Glioblastoma

Case contributed by Dr Edward Ganly

Presentation

Collapse, prolonged seizure. History of alcohol abuse. Gram negative bacteremia.

Patient Data

Age: 70 years
Gender: Male

initial presentation

CT
  • 35 x 21 x 23 mm well circumscribed focal area of hypodensity within the right frontal lobe. This shows rim enhancement with a small amount of neighboring vasogenic edema.
  • Mild effacement of neighboring sulci and lateral ventricle temporal horn.
  • No associated hemorrhage.
  • Other patchy areas of subcortical white matter hypodensity that do not enhance, consistent with small vessel ischemic change.
  • Grey-white differentiation is otherwise normal.
  • There is opacification in the left frontal, anterior ethmoidal and the visualized aspect of superior left maxillary sinuses.

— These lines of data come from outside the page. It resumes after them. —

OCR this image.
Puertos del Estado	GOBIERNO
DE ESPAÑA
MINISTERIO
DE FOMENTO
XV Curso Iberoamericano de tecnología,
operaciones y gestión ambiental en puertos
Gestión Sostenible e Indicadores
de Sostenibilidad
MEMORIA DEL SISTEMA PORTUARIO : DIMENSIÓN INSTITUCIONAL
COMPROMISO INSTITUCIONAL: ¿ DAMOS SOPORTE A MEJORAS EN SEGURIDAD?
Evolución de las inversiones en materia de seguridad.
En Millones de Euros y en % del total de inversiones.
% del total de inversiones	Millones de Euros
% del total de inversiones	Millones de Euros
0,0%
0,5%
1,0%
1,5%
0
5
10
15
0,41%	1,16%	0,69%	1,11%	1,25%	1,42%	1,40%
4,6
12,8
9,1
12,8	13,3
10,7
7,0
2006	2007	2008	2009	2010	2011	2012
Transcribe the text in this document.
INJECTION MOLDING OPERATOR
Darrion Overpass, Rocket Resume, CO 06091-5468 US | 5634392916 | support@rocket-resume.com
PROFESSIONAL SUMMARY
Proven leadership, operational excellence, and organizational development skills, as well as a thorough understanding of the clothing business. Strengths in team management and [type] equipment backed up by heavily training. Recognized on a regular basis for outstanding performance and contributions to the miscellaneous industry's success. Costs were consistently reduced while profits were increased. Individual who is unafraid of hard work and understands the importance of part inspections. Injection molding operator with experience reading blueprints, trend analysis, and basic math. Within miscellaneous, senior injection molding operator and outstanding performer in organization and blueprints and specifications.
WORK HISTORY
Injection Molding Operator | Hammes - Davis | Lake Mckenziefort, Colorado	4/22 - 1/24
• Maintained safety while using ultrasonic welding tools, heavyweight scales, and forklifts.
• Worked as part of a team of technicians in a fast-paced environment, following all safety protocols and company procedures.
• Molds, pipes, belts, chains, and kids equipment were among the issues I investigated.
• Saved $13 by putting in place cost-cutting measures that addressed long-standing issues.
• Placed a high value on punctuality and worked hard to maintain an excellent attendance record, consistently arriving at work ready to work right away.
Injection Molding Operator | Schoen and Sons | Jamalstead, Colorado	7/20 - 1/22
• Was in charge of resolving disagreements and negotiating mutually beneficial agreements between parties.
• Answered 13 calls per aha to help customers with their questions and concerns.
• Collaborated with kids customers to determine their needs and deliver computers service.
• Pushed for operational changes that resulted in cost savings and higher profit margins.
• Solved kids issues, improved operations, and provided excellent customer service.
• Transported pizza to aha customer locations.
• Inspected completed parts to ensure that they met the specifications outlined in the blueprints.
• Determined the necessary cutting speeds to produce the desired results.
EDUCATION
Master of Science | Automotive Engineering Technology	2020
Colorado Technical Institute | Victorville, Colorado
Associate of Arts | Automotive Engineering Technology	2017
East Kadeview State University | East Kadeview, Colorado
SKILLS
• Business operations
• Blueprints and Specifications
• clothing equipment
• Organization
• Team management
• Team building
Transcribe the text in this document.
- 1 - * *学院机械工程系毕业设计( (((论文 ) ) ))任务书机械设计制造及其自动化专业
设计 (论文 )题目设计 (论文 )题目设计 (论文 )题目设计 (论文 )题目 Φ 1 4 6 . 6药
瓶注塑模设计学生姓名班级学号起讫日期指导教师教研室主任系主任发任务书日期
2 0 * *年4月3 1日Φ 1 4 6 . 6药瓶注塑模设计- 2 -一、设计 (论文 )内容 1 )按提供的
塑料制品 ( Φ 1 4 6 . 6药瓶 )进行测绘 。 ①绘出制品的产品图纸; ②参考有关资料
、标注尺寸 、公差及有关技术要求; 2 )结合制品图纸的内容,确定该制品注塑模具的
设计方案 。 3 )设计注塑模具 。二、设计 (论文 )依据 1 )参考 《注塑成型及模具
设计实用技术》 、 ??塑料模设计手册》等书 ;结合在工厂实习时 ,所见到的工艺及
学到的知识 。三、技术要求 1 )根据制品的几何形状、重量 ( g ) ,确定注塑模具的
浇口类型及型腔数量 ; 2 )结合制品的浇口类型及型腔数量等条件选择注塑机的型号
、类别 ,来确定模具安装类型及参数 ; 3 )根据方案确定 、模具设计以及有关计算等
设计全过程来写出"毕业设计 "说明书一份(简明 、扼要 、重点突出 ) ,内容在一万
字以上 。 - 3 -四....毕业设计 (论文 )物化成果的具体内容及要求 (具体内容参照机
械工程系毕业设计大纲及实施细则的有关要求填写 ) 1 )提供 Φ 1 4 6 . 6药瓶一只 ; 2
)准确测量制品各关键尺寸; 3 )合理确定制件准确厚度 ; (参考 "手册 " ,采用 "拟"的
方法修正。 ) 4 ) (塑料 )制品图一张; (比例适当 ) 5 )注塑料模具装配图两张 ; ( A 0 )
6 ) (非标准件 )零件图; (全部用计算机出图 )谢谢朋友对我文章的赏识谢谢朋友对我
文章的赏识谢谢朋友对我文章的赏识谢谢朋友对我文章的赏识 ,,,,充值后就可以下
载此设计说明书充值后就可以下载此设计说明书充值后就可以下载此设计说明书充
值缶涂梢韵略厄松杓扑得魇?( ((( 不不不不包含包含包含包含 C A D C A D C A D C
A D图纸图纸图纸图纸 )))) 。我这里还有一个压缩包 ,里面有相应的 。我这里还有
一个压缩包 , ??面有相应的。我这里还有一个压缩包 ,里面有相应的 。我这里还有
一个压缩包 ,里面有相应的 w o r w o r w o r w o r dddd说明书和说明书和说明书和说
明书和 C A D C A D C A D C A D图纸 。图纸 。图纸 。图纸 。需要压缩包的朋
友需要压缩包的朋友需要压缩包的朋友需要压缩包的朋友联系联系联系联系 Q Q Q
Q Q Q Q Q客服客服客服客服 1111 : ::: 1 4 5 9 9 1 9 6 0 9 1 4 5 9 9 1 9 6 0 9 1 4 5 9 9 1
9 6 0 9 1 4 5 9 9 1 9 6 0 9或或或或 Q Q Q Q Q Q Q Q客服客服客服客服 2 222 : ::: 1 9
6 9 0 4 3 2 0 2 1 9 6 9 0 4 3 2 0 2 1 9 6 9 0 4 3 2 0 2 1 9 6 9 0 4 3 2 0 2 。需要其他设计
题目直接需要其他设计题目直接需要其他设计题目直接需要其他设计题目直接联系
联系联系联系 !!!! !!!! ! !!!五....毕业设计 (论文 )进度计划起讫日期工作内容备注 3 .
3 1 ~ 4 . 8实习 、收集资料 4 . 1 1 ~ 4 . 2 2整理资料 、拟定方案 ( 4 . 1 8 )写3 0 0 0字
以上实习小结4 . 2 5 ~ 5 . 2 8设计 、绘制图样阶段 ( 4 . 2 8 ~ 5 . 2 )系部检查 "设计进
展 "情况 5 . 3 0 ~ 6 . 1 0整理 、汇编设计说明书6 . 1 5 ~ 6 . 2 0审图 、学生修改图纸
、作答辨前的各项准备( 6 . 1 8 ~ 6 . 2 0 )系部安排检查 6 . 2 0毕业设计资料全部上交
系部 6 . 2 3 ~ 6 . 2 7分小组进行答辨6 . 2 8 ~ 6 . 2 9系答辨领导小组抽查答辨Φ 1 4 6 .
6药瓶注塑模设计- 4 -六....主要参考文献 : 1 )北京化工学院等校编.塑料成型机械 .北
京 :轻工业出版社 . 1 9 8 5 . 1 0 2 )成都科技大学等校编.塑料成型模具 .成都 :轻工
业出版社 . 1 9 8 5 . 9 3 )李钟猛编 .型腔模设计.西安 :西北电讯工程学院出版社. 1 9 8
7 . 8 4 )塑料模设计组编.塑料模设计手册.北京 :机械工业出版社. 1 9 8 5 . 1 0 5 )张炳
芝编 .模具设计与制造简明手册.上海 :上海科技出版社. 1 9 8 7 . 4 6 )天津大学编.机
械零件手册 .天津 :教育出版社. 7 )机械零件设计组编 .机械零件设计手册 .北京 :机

1 month later, post-craniotomy

CT
  • The rim enhancing lesion has increased in size to 48mm x 42mm x 38mm
  • Increasing vasogenic edema and mass effect on the right lateral ventricle
  • 2mm midline shift

Case Discussion

  • The lesion was initially presumed to be a cerebral abscess after discussion with the neurosurgery on-call team and he was commenced on ceftriaxone and metronidazole (allergy to penicillin).
  • He was given comprehensive treatment for his alcoholism and malnutrition with a significant improvement over the treatment phase.
  • His level of consciousness returned to normal but he had a persistent left homonymous hemianopia and resting upper motor neuron right facial weakness.
  • After the follow up CT showed increasing size of the lesion, urgent aspiration was recommended.
  • Needle aspiration of the lesion produced xanthochromic clear fluid which clotted
    on reduction of temperature to ambient room temperature, consistent with fluid from a high grade glioma.

Histology:
Sections show brain tissue involved by a cellular and infiltrative tumor. The tumor cells have enlarged, angulated and hyperchromatic nuclei and abundant fibrillary cytoplasm. Mitotic figures are numerous and there are foci of glomeruloid microvascular proliferation and necrosis. Acute inflammation is not prominent. Appearances are of glioblastoma, WHO grade 4.
This is a historical case, and IDH mutation status was not routinely assessed at the time.